Afin d’assurer cette préservation, l’article R. 151-41 2° et 3° dudit Code précise que le règlement peut :
« (…) 2° Prévoir des dispositions concernant les caractéristiques architecturales des façades et toitures des constructions ainsi que des clôtures ;
3° Identifier et localiser le patrimoine bâti et paysager à protéger, à conserver, à restaurer, à mettre en valeur ou à requalifier mentionné à l’article L. 151-19 pour lesquels les travaux non soumis à un permis de construire sont précédés d’une déclaration préalable et dont la démolition est subordonnée à la délivrance d’un permis de démolir et définir, s’il y a lieu, les prescriptions de nature à atteindre ces objectifs ».
Au visa de ces dispositions, le Conseil d’Etat fixe le cadre juridique :
« 3. En premier lieu, ces dispositions permettent au règlement d’un plan local d’urbanisme d’édicter des prescriptions visant à protéger, conserver, mettre en valeur ou restaurer un immeuble ou un ensemble d’immeubles dont l’intérêt culturel, historique ou architectural le justifie. Le règlement peut notamment, à cette fin, identifier et localiser de tels immeubles en raison de leurs caractéristiques patrimoniales particulières et imposer, pour en assurer la conservation, le recours à des matériaux qui en constituent une composante caractéristique. L’identification de ces immeubles, leur délimitation et les prescriptions ainsi définies, doivent être proportionnées et ne peuvent excéder ce qui est nécessaire à l’objectif recherché. L’obligation de recourir à un matériau déterminé ne peut être imposée que s’il s’agit du seul moyen permettant d’atteindre l’objectif poursuivi ».
La mesure doit être proportionnée et ne peut excéder ce qui nécessaire pour atteindre l’objectif recherché.
Le recours à un matériau déterminé doit être le seul moyen permettant d’atteindre l’objectif poursuivi.
Dans le cas d’espèce, le Conseil d’Etat estime que la Cour administrative de Nantes n’a pas commis d’erreur de droit en imposant « (…) la conservation du toit en chaume sur les deux catégories de chaumières identifiées au règlement graphique et définies comme des bâtiments « ayant conservé leur toiture de chaume », pour lesquels le recours au chaume apparaît comme le seul moyen d’atteindre l’objectif de préservation poursuivi (…) ».
Elle ajoute que la décision est nécessaire et proportionnée dès lors que « (…) ne s’appliquait qu’aux seuls bâtiments précisément identifiés et localisés par le plan local d’urbanisme (…) ».
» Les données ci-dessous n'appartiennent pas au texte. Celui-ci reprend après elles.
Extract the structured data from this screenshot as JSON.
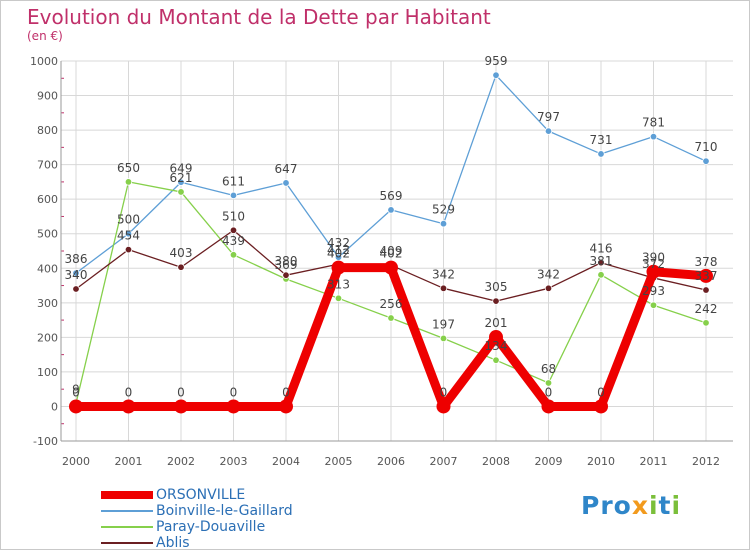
{
  "header": {
    "title": "Evolution du Montant de la Dette par Habitant",
    "subtitle": "(en €)"
  },
  "logo": {
    "text": "Proxiti"
  },
  "colors": {
    "title": "#c0306a",
    "grid": "#d8d8d8",
    "axis_text": "#555555",
    "legend_text": "#2b6fb5",
    "tick_marks": "#c0306a"
  },
  "chart_data": {
    "type": "line",
    "title": "Evolution du Montant de la Dette par Habitant",
    "subtitle": "(en €)",
    "xlabel": "",
    "ylabel": "",
    "ylim": [
      -100,
      1000
    ],
    "yticks": [
      -100,
      0,
      100,
      200,
      300,
      400,
      500,
      600,
      700,
      800,
      900,
      1000
    ],
    "grid": true,
    "legend_position": "bottom-left",
    "x": [
      "2000",
      "2001",
      "2002",
      "2003",
      "2004",
      "2005",
      "2006",
      "2007",
      "2008",
      "2009",
      "2010",
      "2011",
      "2012"
    ],
    "series": [
      {
        "name": "ORSONVILLE",
        "color": "#ee0000",
        "values": [
          0,
          0,
          0,
          0,
          0,
          402,
          402,
          0,
          201,
          0,
          0,
          390,
          378
        ],
        "labels": [
          "0",
          "0",
          "0",
          "0",
          "0",
          "402",
          "402",
          "0",
          "201",
          "0",
          "0",
          "390",
          "378"
        ]
      },
      {
        "name": "Boinville-le-Gaillard",
        "color": "#5e9fd6",
        "values": [
          386,
          500,
          649,
          611,
          647,
          432,
          569,
          529,
          959,
          797,
          731,
          781,
          710
        ],
        "labels": [
          "386",
          "500",
          "649",
          "611",
          "647",
          "432",
          "569",
          "529",
          "959",
          "797",
          "731",
          "781",
          "710"
        ]
      },
      {
        "name": "Paray-Douaville",
        "color": "#86d04b",
        "values": [
          9,
          650,
          621,
          439,
          369,
          313,
          256,
          197,
          134,
          68,
          381,
          293,
          242
        ],
        "labels": [
          "9",
          "650",
          "621",
          "439",
          "369",
          "313",
          "256",
          "197",
          "134",
          "68",
          "381",
          "293",
          "242"
        ]
      },
      {
        "name": "Ablis",
        "color": "#6b1f22",
        "values": [
          340,
          454,
          403,
          510,
          380,
          412,
          409,
          342,
          305,
          342,
          416,
          372,
          337
        ],
        "labels": [
          "340",
          "454",
          "403",
          "510",
          "380",
          "412",
          "409",
          "342",
          "305",
          "342",
          "416",
          "372",
          "337"
        ]
      }
    ]
  }
}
Aussi critiquable cela soit-il, il n’est pas tenu compte « (…) de l’absence de norme technique propre au chaume ou de filière locale du chaume, ou tenant au fait que le maintien des toits en chaume impliquerait un surcoût important pour les propriétaires concernés (…) ».
C’est donc un nouvel exemple du fait que la protection du patrimoine peut faire peser bien des contraintes sur les propriétaires concernés.